If Mitt Romney is elected President today, the MSM will return from its four-year hiatus of bias and cheerleading to re-emerge as the adversary to the new President. Every scandal, real or imagined will be reported with enthusiasm, any news that reflects badly on Romney will be front page, above the fold. There will be no attempt to spike any story; reporters will ask aggressive questions at news conferences—remember those? In essence, the MSM will do their job. But why the four-year vacation?

Ironically, the MSM’s extreme bias in favor of Obama did him far more harm that good. It allowed an inexperienced and incompetent President to believe his own B.S. It allowed Barack Obama to think that he was bulletproof, that his hubris and virulently partisan positions were acceptable, that his many domestic and international failures were small potatoes, because they were not questioned or exposed by the MSM. In the end, all of that may not matter if Obama wins, but it will matter over the next four years.

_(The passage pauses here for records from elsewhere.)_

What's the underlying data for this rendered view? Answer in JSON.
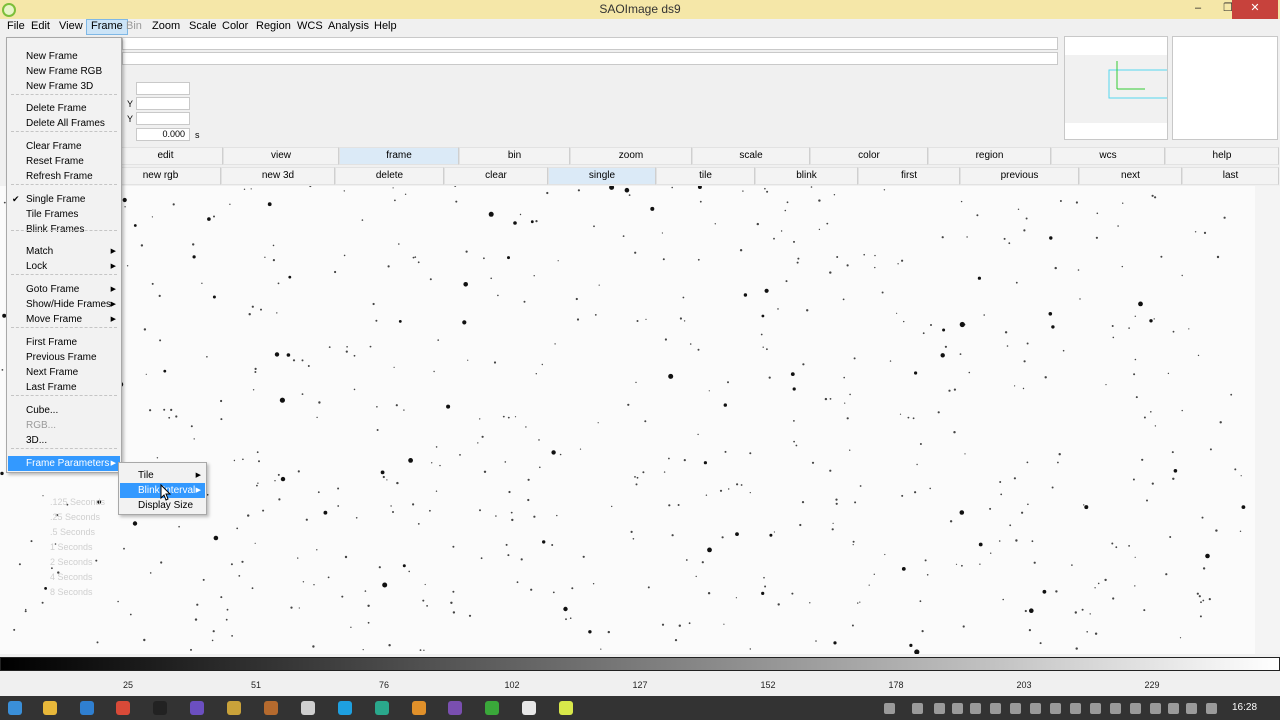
{
  "window": {
    "title": "SAOImage ds9",
    "minimize_label": "–",
    "maximize_label": "❐",
    "close_label": "✕"
  },
  "menubar": {
    "items": [
      {
        "label": "File"
      },
      {
        "label": "Edit"
      },
      {
        "label": "View"
      },
      {
        "label": "Frame"
      },
      {
        "label": "Bin"
      },
      {
        "label": "Zoom"
      },
      {
        "label": "Scale"
      },
      {
        "label": "Color"
      },
      {
        "label": "Region"
      },
      {
        "label": "WCS"
      },
      {
        "label": "Analysis"
      },
      {
        "label": "Help"
      }
    ],
    "active": "Frame",
    "disabled": "Bin"
  },
  "info_panel": {
    "y_label": "Y",
    "value": "0.000",
    "unit": "s"
  },
  "button_bar_major": [
    "edit",
    "view",
    "frame",
    "bin",
    "zoom",
    "scale",
    "color",
    "region",
    "wcs",
    "help"
  ],
  "button_bar_frame": [
    "new rgb",
    "new 3d",
    "delete",
    "clear",
    "single",
    "tile",
    "blink",
    "first",
    "previous",
    "next",
    "last"
  ],
  "active_major": "frame",
  "active_frame": "single",
  "frame_menu": {
    "items": [
      {
        "label": "New Frame"
      },
      {
        "label": "New Frame RGB"
      },
      {
        "label": "New Frame 3D"
      },
      {
        "label": "Delete Frame"
      },
      {
        "label": "Delete All Frames"
      },
      {
        "label": "Clear Frame"
      },
      {
        "label": "Reset Frame"
      },
      {
        "label": "Refresh Frame"
      },
      {
        "label": "Single Frame",
        "checked": true
      },
      {
        "label": "Tile Frames"
      },
      {
        "label": "Blink Frames"
      },
      {
        "label": "Match",
        "submenu": true
      },
      {
        "label": "Lock",
        "submenu": true
      },
      {
        "label": "Goto Frame",
        "submenu": true
      },
      {
        "label": "Show/Hide Frames",
        "submenu": true
      },
      {
        "label": "Move Frame",
        "submenu": true
      },
      {
        "label": "First Frame"
      },
      {
        "label": "Previous Frame"
      },
      {
        "label": "Next Frame"
      },
      {
        "label": "Last Frame"
      },
      {
        "label": "Cube..."
      },
      {
        "label": "RGB...",
        "disabled": true
      },
      {
        "label": "3D..."
      },
      {
        "label": "Frame Parameters",
        "submenu": true,
        "highlighted": true
      }
    ],
    "check_glyph": "✔",
    "arrow_glyph": "▶"
  },
  "frame_parameters_submenu": {
    "items": [
      {
        "label": "Tile",
        "submenu": true
      },
      {
        "label": "Blink Interval",
        "submenu": true,
        "highlighted": true
      },
      {
        "label": "Display Size"
      }
    ]
  },
  "ghost_blink_menu": [
    ".125 Seconds",
    ".25 Seconds",
    ".5 Seconds",
    "1 Seconds",
    "2 Seconds",
    "4 Seconds",
    "8 Seconds"
  ],
  "colorbar": {
    "ticks": [
      "25",
      "51",
      "76",
      "102",
      "127",
      "152",
      "178",
      "203",
      "229"
    ]
  },
  "taskbar": {
    "clock": "16:28"
  }
}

Regardless, the MSM’s behavior was disgraceful and just a little bit frightening. During the past four years we got a glimpse of what a censored, state-run media is like. It wasn’t pretty.

Addendum:

Tucker Carlson and Neil Patel write the obituary of the MSM, so afflicted with liberal bias that they won’t last beyond the next decade:
The point is that many in the press are every bit as corrupt as conservatives have accused them of being. The good news is, it’s almost over. The broadcast networks, the big daily newspapers, the newsweeklies — they’re done. It’s only a matter of time, and everyone who works there knows it. That may be why so many of them seem tapped out, lazy and enervated, unwilling to stray from the same tired story lines. Some days they seem engaged only on Twitter, where they spend hours preening for one another and sneering at outsiders.

By the next presidential cycle most of these people will be gone. They’ll have moved on to academia or think tanks or Democratic senate campaigns, or wherever aging hacks go when their union contracts finally, inevitably get voided. They’ll be replaced by a vibrant digital marketplace filled with hungry young reporters who care more about breaking stories than maintaining access to some politician or regulator.

All of this was probably inevitable, but it came faster than expected. Through their dishonesty the legacy media hastened their own end. Their moral authority has evaporated. So has their business model. Wave them goodbye on the way out.